Modulation of the miR-122/Sirt-6/ACE2 axis on experimentally-induced myocardial infarction
(Elsevier Ireland Ltd, 2022-11) Abdel-Nasser, Zeinab M; Zaafan, Mai A; Abdelhamid, Amr M
Myocardial infarction (MI) is a progressive myocardial necrosis that can lead to a number of life- threatening complications. MiRNAs have a crucial role in the pathogenesis of many cardiovascular diseases.

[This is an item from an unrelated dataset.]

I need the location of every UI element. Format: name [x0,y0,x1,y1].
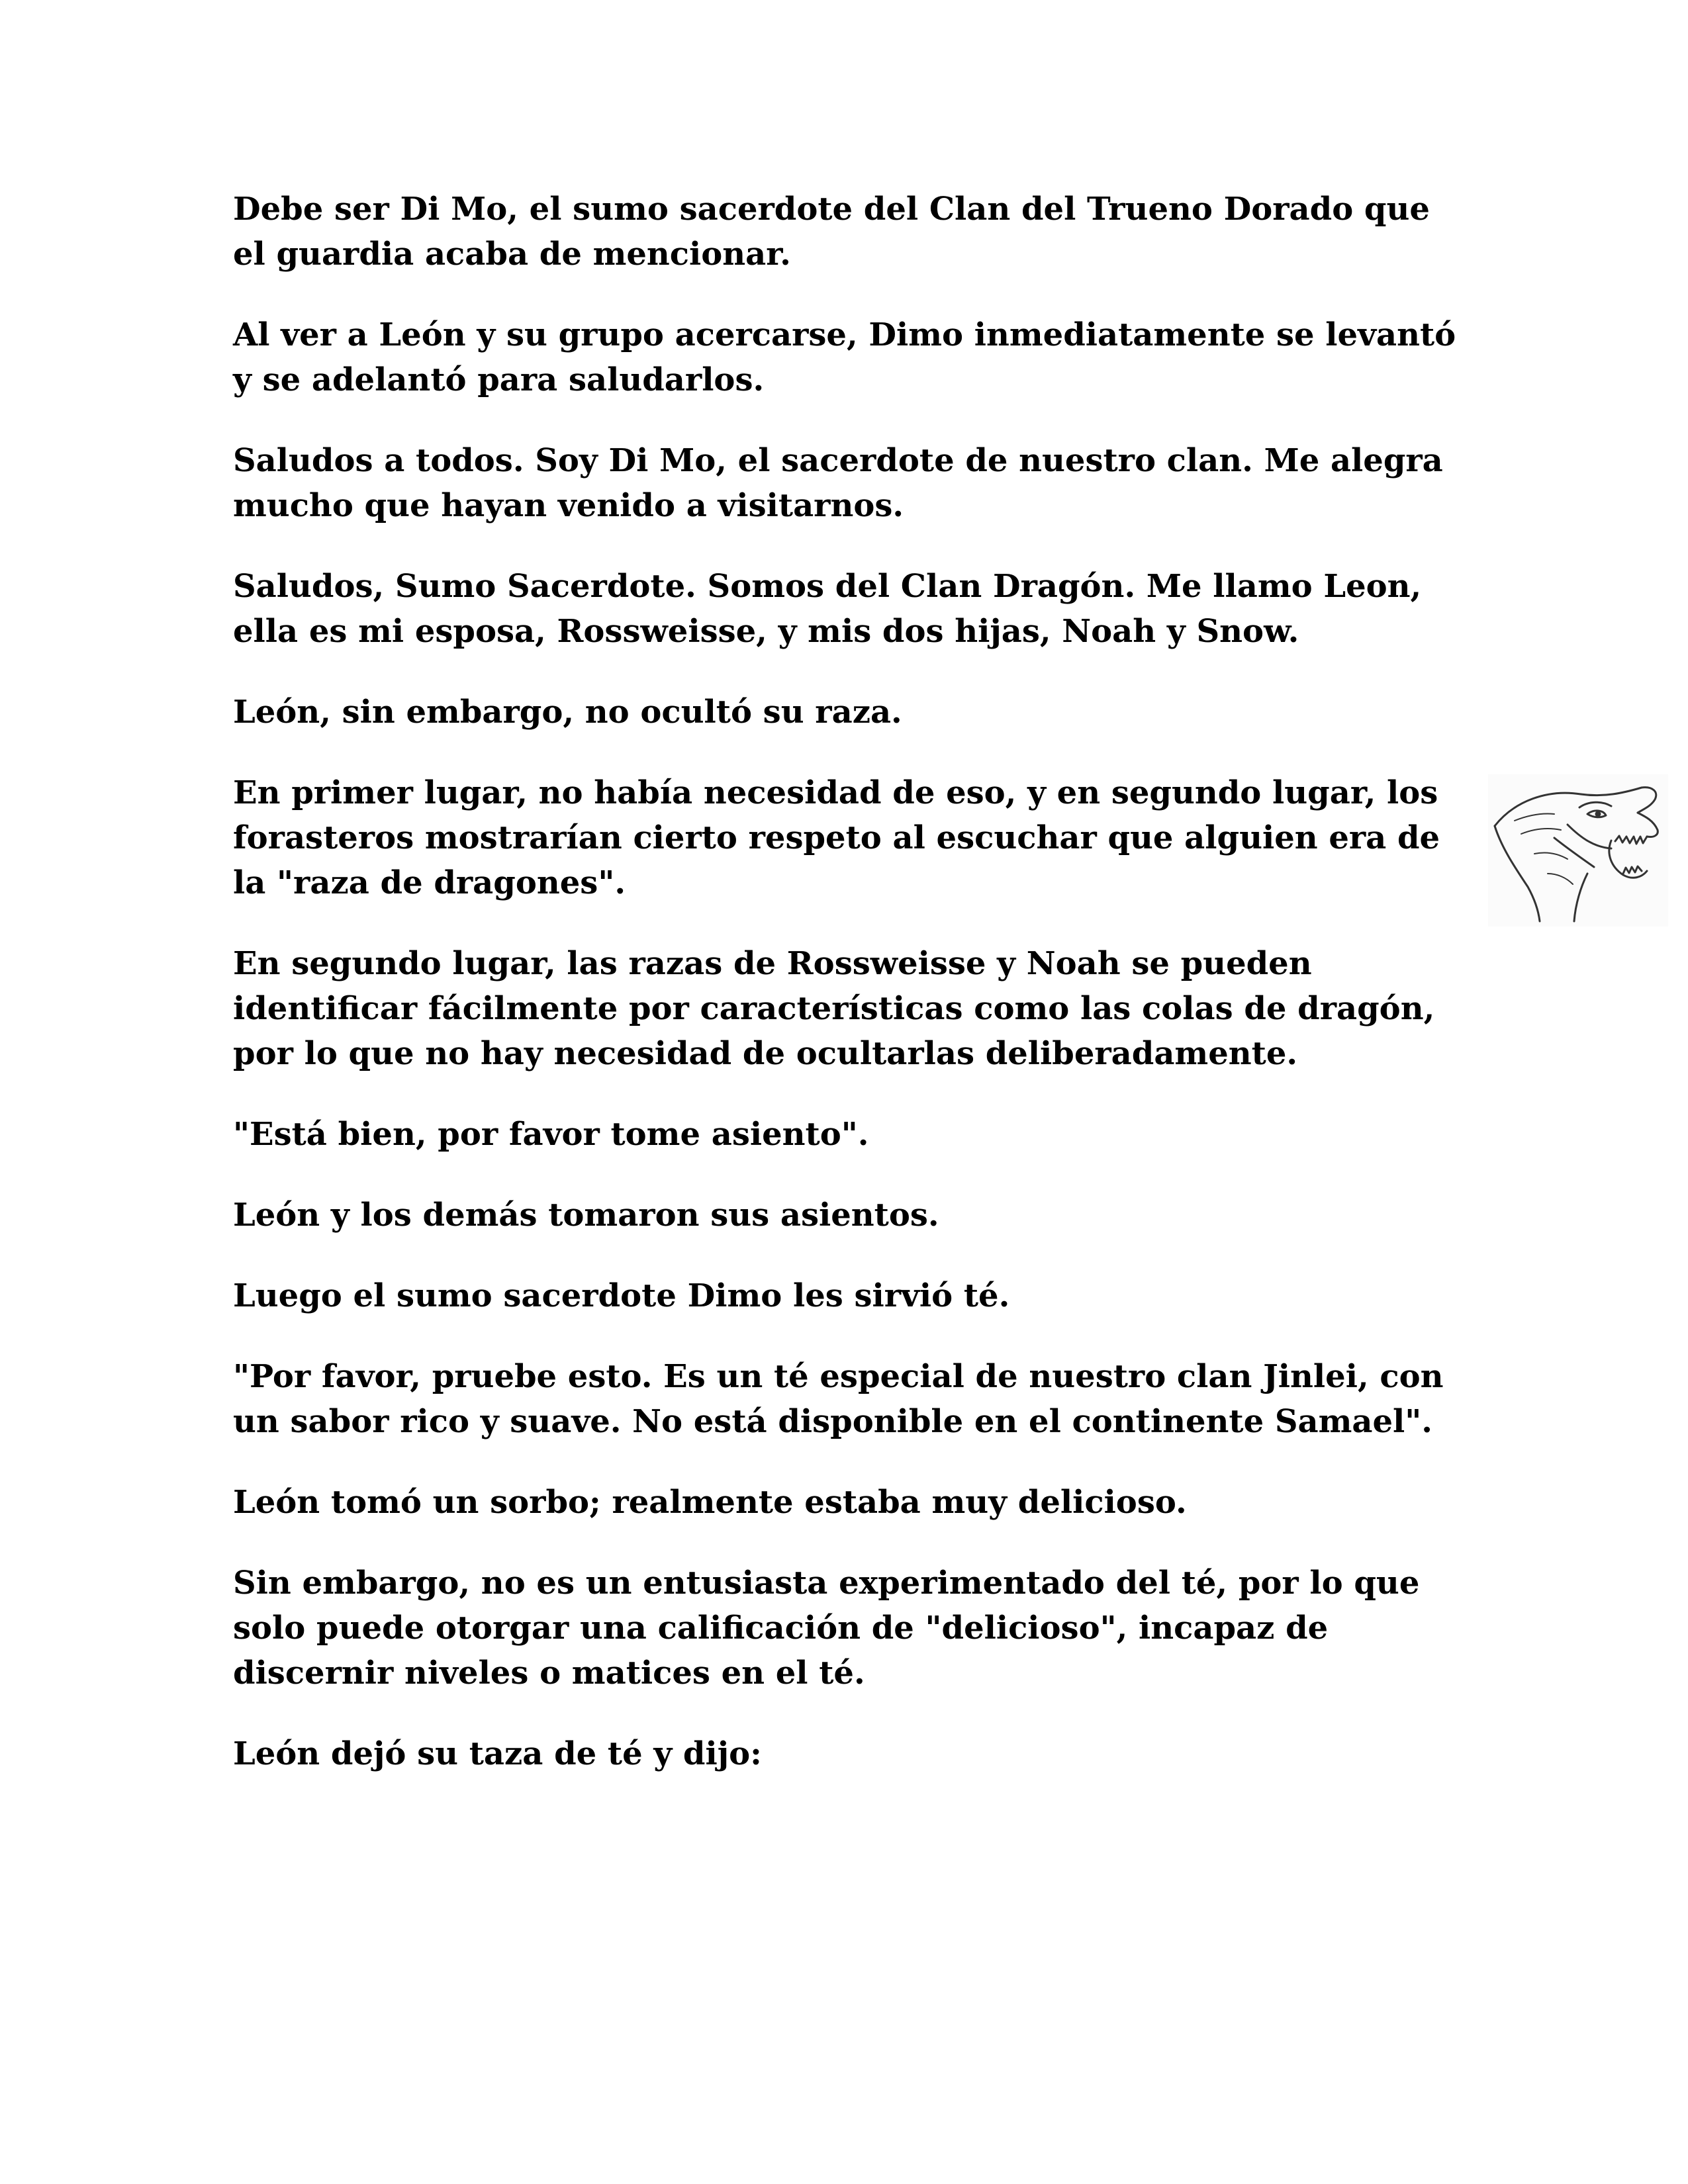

Remarkably, miR-122 targets the sirtuin-6 (Sirt-6) gene, which is an essential regulator of cardiovascular function and is considered a partial angiotensin converting enzyme 2 (ACE2) activator. Modulation of this axis is supposed to contribute to MI pathogenesis. The current study aims to investigate the cardioprotective effects of xanthenone through targeting the miR-122/Sirt-6/ACE2 axis on experimentally-induced MI in rats. Xanthenone was administered for 14 days and isoprenaline was injected in the last 2 days of the experiment. Xanthenone treatment resulted in a significant downregulation of miR-122, which further upregulated Sirt-6 and thus activated the adenosine monophosphate-activated protein kinase (AMPK). AMPK increases ACE2 levels and results in a decrease in the level of its substrate angiotensin II resulting in the normalization of the inflammatory cytokines and the cardiac biomarkers. Finally, by targeting the miR-122/Sirt-6/AMPK/ACE2 axis, xanthenone has the potential to be a promising cardioprotective agent against MI.